De acordo com a Promotora, dentre os 145.000ha que compõem a extensão territorial do domínio da ABC Norte e sua arrendatária a CIKEL Brasil Verde, há incidência em sobreposição, principalmente nas áreas ocupadas por comunidades tradicionais. Os técnicos e advogados das empresas, contestaram a afirmativa tendo em vista seu próprio entendimento do que seja “área de uso comum”. A empresa tem plano de manejo aprovado pela SEMA, que não soube informar a área exata da CIKEL, conforme disse a Promotora Eliane Moreira. Esta empresa fez levantamento cartográfico em 2010 para regularização das áreas de uso e de ocupação por ribeirinhos e desse modo poder realizar seu plano de manejo. O levantamento teve como base as “autorizações de uso” fornecidas pelo SPU permitindo o uso em área de várzea. Para tanto, propôs que as comunidades tradicionais e ribeirinhos utilizassem a área à margem do rio, onde estão suas plantações de açaí, mas apenas no período da safra – que perdura nos primeiros meses do verão amazônico – também disponibilizou parte da terra firme, onde localizam suas roças. Contudo, no período da entressafra, as pessoas não podem adentrar o território para utilizar os recursos da terra firme. É quando a empresa intensifica a fiscalização com presença de funcionários, e até mesmo policiais, na mata.

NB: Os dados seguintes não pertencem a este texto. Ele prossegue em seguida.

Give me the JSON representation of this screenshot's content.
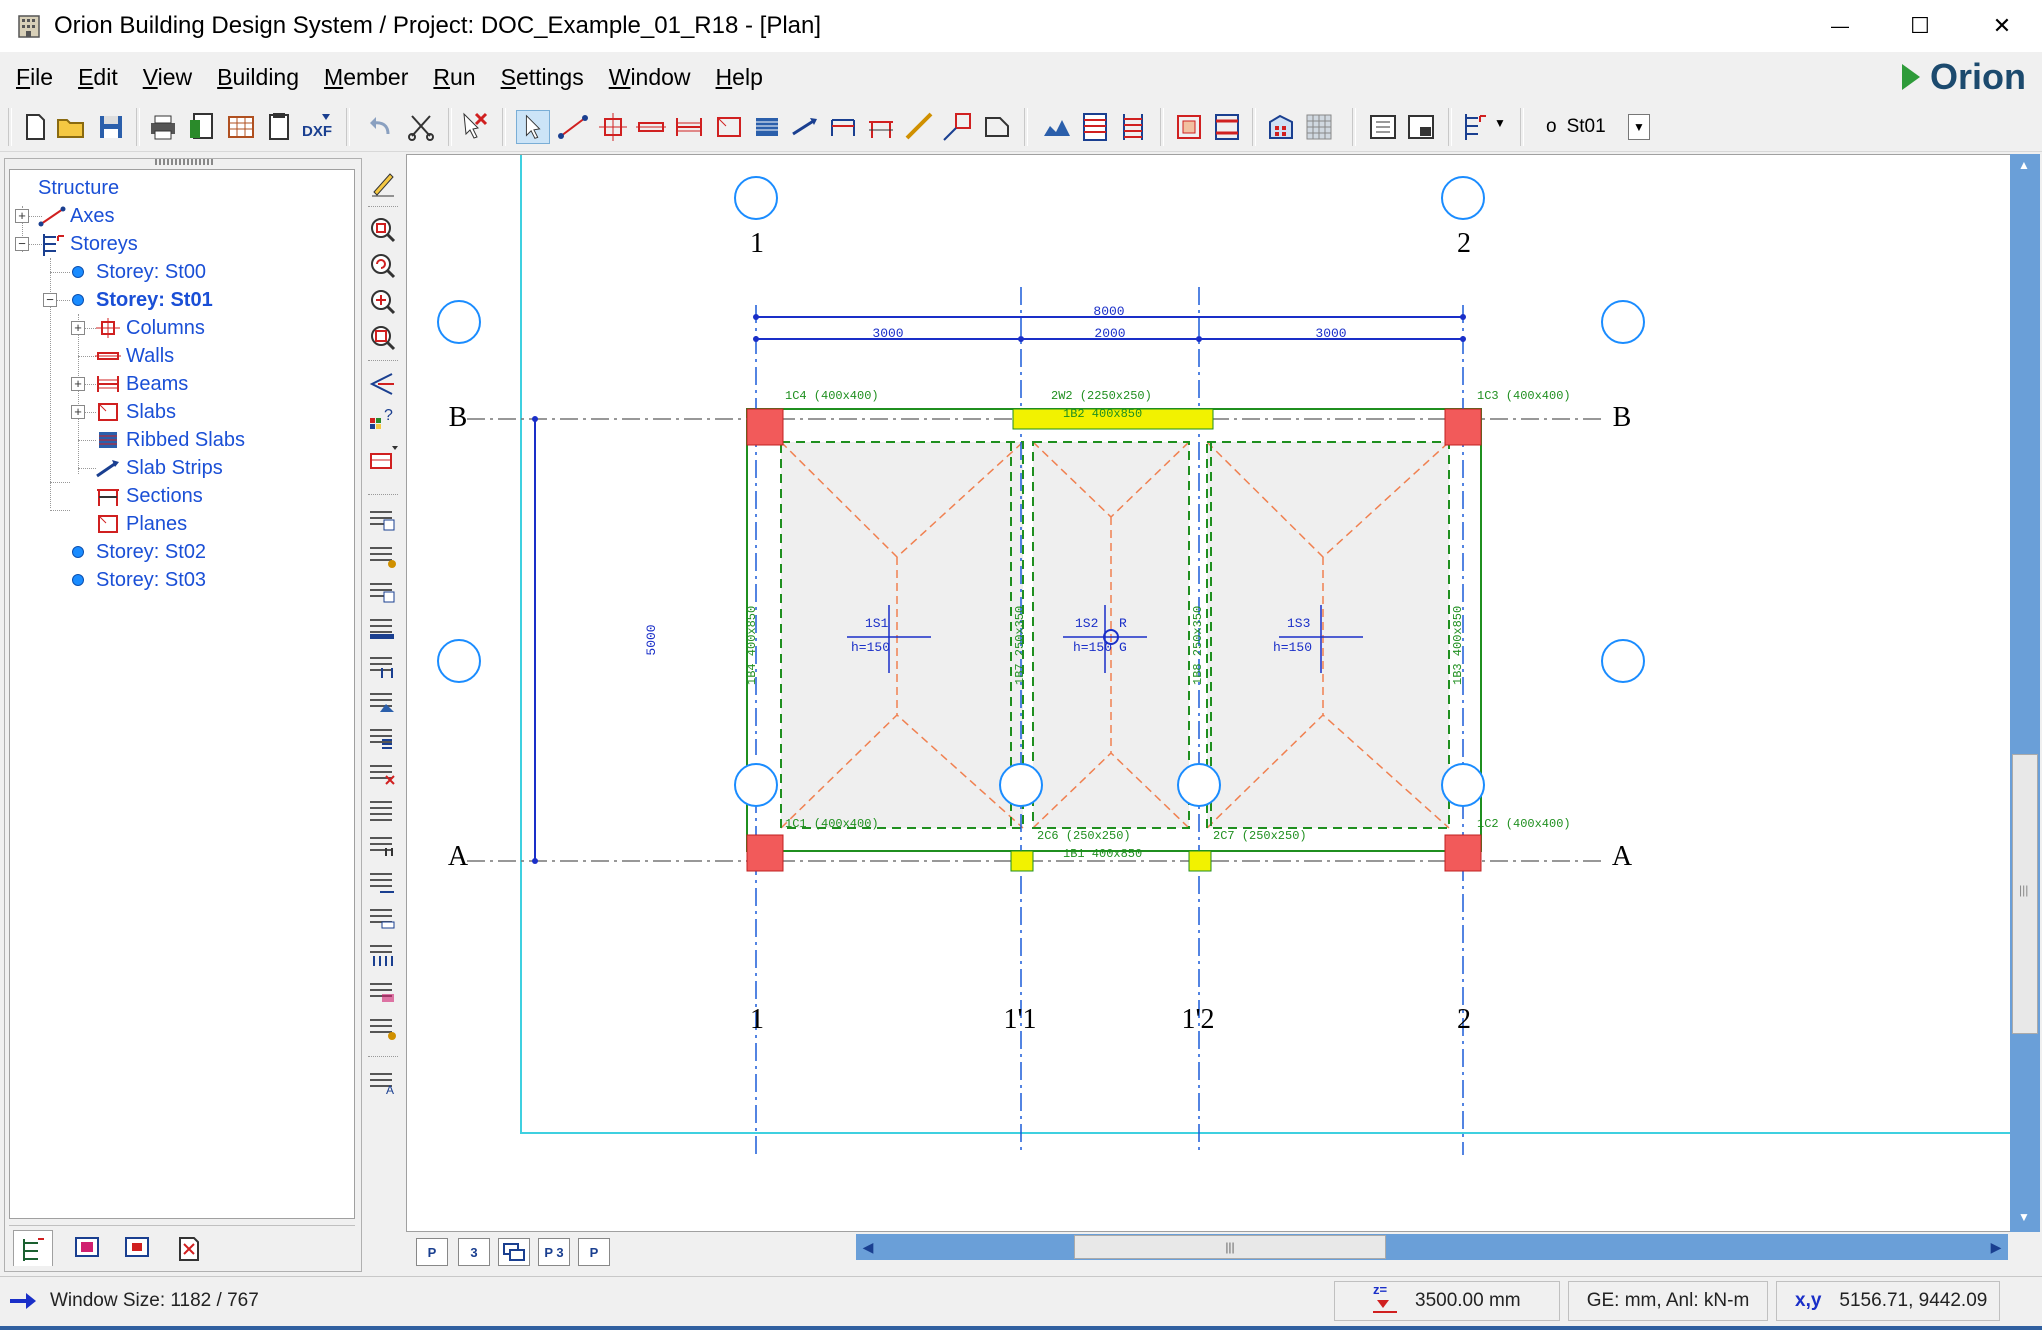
{
  "window": {
    "title": "Orion Building Design System / Project: DOC_Example_01_R18 - [Plan]",
    "minimize": "—",
    "maximize": "☐",
    "close": "✕"
  },
  "menu": {
    "items": [
      {
        "label": "File",
        "u": "F",
        "rest": "ile"
      },
      {
        "label": "Edit",
        "u": "E",
        "rest": "dit"
      },
      {
        "label": "View",
        "u": "V",
        "rest": "iew"
      },
      {
        "label": "Building",
        "u": "B",
        "rest": "uilding"
      },
      {
        "label": "Member",
        "u": "M",
        "rest": "ember"
      },
      {
        "label": "Run",
        "u": "R",
        "rest": "un"
      },
      {
        "label": "Settings",
        "u": "S",
        "rest": "ettings"
      },
      {
        "label": "Window",
        "u": "W",
        "rest": "indow"
      },
      {
        "label": "Help",
        "u": "H",
        "rest": "elp"
      }
    ]
  },
  "brand": {
    "name": "Orion",
    "color": "#1c4a6e",
    "arrow_color": "#2e9b3a"
  },
  "toolbar": {
    "storey_prefix": "o",
    "storey_value": "St01",
    "dropdown_glyph": "▼"
  },
  "tree": {
    "root": "Structure",
    "axes": "Axes",
    "storeys": "Storeys",
    "storey_st00": "Storey: St00",
    "storey_st01": "Storey: St01",
    "columns": "Columns",
    "walls": "Walls",
    "beams": "Beams",
    "slabs": "Slabs",
    "ribbed_slabs": "Ribbed Slabs",
    "slab_strips": "Slab Strips",
    "sections": "Sections",
    "planes": "Planes",
    "storey_st02": "Storey: St02",
    "storey_st03": "Storey: St03",
    "expand_plus": "+",
    "expand_minus": "−"
  },
  "plan": {
    "axes_top": [
      "1",
      "2"
    ],
    "axes_bottom": [
      "1",
      "1'1",
      "1'2",
      "2"
    ],
    "axes_left": [
      "B",
      "A"
    ],
    "axes_right": [
      "B",
      "A"
    ],
    "dim_total": "8000",
    "dim_spans": [
      "3000",
      "2000",
      "3000"
    ],
    "dim_vertical": "5000",
    "columns": {
      "c4": "1C4 (400x400)",
      "c3": "1C3 (400x400)",
      "c1": "1C1 (400x400)",
      "c2": "1C2 (400x400)",
      "w2": "2W2 (2250x250)",
      "c6": "2C6 (250x250)",
      "c7": "2C7 (250x250)"
    },
    "beams": {
      "b2": "1B2 400x850",
      "b1": "1B1 400x850",
      "b4": "1B4 400x850",
      "b7": "1B7 250x350",
      "b8": "1B8 250x350",
      "b3": "1B3 400x850"
    },
    "slabs": [
      {
        "name": "1S1",
        "h": "h=150"
      },
      {
        "name": "1S2",
        "h": "h=150"
      },
      {
        "name": "1S3",
        "h": "h=150"
      }
    ],
    "ref_r": "R",
    "ref_g": "G"
  },
  "sheet_tabs": [
    "P",
    "3",
    "",
    "P 3",
    "P"
  ],
  "hscroll_grip": "|||",
  "statusbar": {
    "window_size": "Window Size: 1182 / 767",
    "elevation": "3500.00 mm",
    "units": "GE: mm, Anl: kN-m",
    "xy_label": "x,y",
    "xy_value": "5156.71, 9442.09",
    "z_label": "z="
  },
  "colors": {
    "axis_blue": "#1a5cd8",
    "column_red": "#f25a5a",
    "beam_green": "#1f8f1f",
    "yellow_col": "#f2f200",
    "slab_fill": "#f0f0f0",
    "yield_orange": "#f08050",
    "frame_cyan": "#3fd0e0"
  }
}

Ressalta-se que, autorizações de uso, recebidas por algumas comunidades, no entorno da empresa têm como referência o Termo de Uso da SPU. Esta permite a “posse agroecológica”, mas se baseia em delimitação restritiva contrariando assim, as formas de uso dos recursos e modos de manejo realizados pelas comunidades. Para o advogado que representa a empresa ABC Norte, o modo de uso dos recursos pelas comunidades tradicionais constitui um problema: “é que embora a empresa tenha dado permissão para utilizarem a terra firme para fazerem suas roças, quando eles falam em áreas de uso é muito longo”.
Como proposta para apaziguar o conflito, a promotoria propõe um Termo de Ajuste de Conduta que terá como premissa a consulta prévia a ser conduzida pela SEMA e /ou ITERPA. Essa consulta teria dois momentos. No primeiro pretende-se a pactuação do processo de levantamento para saber quais constituem os territórios coletivos ou individual, área de uso, o que será área de uso. Essa pactuação será constituída em campo com a presença do Estado especialmente o ITERPA. O segundo momento buscará saber se o levantamento realizado espelha a realidade dos territórios. As situações divergentes deverão ser tratadas caso a caso, independente da liberação de outras áreas.
Entretanto, o cerne da questão está no reconhecimento das terras tradicionalmente ocupadas, de direitos territoriais e étnicos pelo qual os quilombolas lutam e insistem no apoio e celeridade da burocracia do Estado brasileiro.